“Mastering the Art of Southern Cooking” was named the winner of the American Cooking cookbook of the year.
This is Dupree’s third James Beard Award. She won the Americana award in 1994 for “Nathalie Dupree’s Southern Memories” and the Entertaining award in 1999 for “Nathalie Dupree’s Comfortable Entertaining.”
A Charleston chef and restaurant also were in the running for top national honors in the 2013 Beard Awards.
Chef Sean Brock of Husk and McCrady’s was one of five finalists for the nation’s Outstanding Chef. David Chang of Momofuku Noodle Bar in New York City and Paul Kahan of Blackbird in Chicago tied for that award.

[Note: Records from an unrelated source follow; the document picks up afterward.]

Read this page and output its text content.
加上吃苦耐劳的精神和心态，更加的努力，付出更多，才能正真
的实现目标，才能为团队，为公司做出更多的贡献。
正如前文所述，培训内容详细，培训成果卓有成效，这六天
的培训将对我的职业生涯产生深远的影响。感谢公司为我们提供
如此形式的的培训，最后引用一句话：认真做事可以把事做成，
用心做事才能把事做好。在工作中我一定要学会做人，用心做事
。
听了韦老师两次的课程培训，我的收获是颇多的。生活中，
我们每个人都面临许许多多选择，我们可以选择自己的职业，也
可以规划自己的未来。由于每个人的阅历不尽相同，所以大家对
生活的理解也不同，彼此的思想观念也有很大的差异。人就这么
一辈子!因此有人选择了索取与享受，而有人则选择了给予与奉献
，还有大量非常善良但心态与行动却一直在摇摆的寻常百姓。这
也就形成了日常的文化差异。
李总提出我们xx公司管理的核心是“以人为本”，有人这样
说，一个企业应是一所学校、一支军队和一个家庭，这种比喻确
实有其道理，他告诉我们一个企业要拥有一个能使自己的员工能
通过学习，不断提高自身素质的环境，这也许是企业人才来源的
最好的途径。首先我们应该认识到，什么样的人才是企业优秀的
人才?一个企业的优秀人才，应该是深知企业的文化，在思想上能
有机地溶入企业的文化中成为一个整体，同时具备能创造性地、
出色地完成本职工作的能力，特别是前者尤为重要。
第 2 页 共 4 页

This was the second year that Brock was picked as a semifinalist for Outstanding Chef. He was named Best Chef in the Southeast in 2010, and Husk was a semifinalist for best new restaurant in the 2011 competition.
The Ordinary, the new restaurant of Chef Mike Lata and business partner Adam Nemirow, was one of five finalists for Best New Restaurant. That award went to State Bird Provisions of San Francisco.
The Ordinary opened to lots of media attention in December. Lata and Nemirow also own FIG in Charleston.
Dupree attended the Cordon Bleu cooking school in London and has been chef in restaurants in Spain, Georgia and Virginia. She directed the Rich's Cooking School in Atlanta and has been the host of more than 300 cooking shows.
Dupree and Graubart also teamed up for an earlier cookbook, “Southern Biscuits.”
Three Charleston chefs were semifinalists for Best Chef Southeast this year but weren’t among the five finalists. They are Chef Jeremiah Bacon of The Macintosh, Chef Craig Deihl of Cypress and Chef Joshua Keeler of Two Boroughs Larder.